Rankin shrugged. “Very well; in that case we must fear at any moment that several thousand wild tribesmen, full of loathing, will leap on us in the night: splendid.”

The greater danger of course was the far more certain one: that the trail might go on a long, cold time of searching; and it was this which necessitated Iskierka’s departure. “We must grant them every power of hiding themselves from us in it, and knowing their way,” Laurence said to Granby, “—and Riley cannot wait, weeks and weeks gone, and no word of us at all. We were already overlong, looking for our route through the mountains. By now he must be looking to see us return to Sydney every day.”

“Well, I am not haring off to leave you here in the middle of the desert, if that is what you are getting at,” Granby said.

“It is fairer to say that we are presently haring off, away from any reasonable course,” Laurence said. “If the natives are not our friends, they are at least not the French; and one middle-weight dragon will not give them the power of doing us much harm even if they should wish to, when Temeraire is in the colony.”

Fairer or not, Granby refused to like it, and Iskierka liked it still less. “Well, I am not going anywhere until we have found the egg,” she said, dismissively, “so there is no sense discussing it: Riley must wait, and that is all.”

But Riley would not wait, of course; they had already been gone nearly three weeks, on a trip that ought to have taken them one, and with no word sent back.

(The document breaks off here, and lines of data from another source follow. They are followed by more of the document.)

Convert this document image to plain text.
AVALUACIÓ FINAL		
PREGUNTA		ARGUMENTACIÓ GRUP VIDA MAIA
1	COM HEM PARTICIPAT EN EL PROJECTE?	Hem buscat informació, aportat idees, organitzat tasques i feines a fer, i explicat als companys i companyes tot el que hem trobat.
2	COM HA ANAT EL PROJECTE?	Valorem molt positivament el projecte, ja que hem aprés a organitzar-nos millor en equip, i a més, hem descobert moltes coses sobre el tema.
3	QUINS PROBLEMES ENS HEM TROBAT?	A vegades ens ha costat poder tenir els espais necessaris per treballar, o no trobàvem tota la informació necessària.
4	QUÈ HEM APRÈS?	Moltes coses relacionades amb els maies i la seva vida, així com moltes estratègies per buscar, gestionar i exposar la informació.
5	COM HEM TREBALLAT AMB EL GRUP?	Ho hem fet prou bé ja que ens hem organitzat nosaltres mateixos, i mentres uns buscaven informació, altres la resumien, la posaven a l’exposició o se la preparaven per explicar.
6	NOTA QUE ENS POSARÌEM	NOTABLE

Whatever misfortune could befall a party of two heavy-weight dragons and thirty men would not be lightly dismissed, and there was hardly anyone of the colony who could be sent in search of them, either. They would be written down as lost, victims of an unfamiliar territory; Riley might even leave the sooner, to bring the disastrous news back to England.

Even Temeraire was no ally, for once proving reluctant to see Iskierka go. “It is not that I am pleased with her company,” he said to Laurence, “or that I cannot rescue the egg myself, of course; only it would be churlish to send her away, as though she were not worth having along. And she has been very handy at hunting; one cannot deny it.”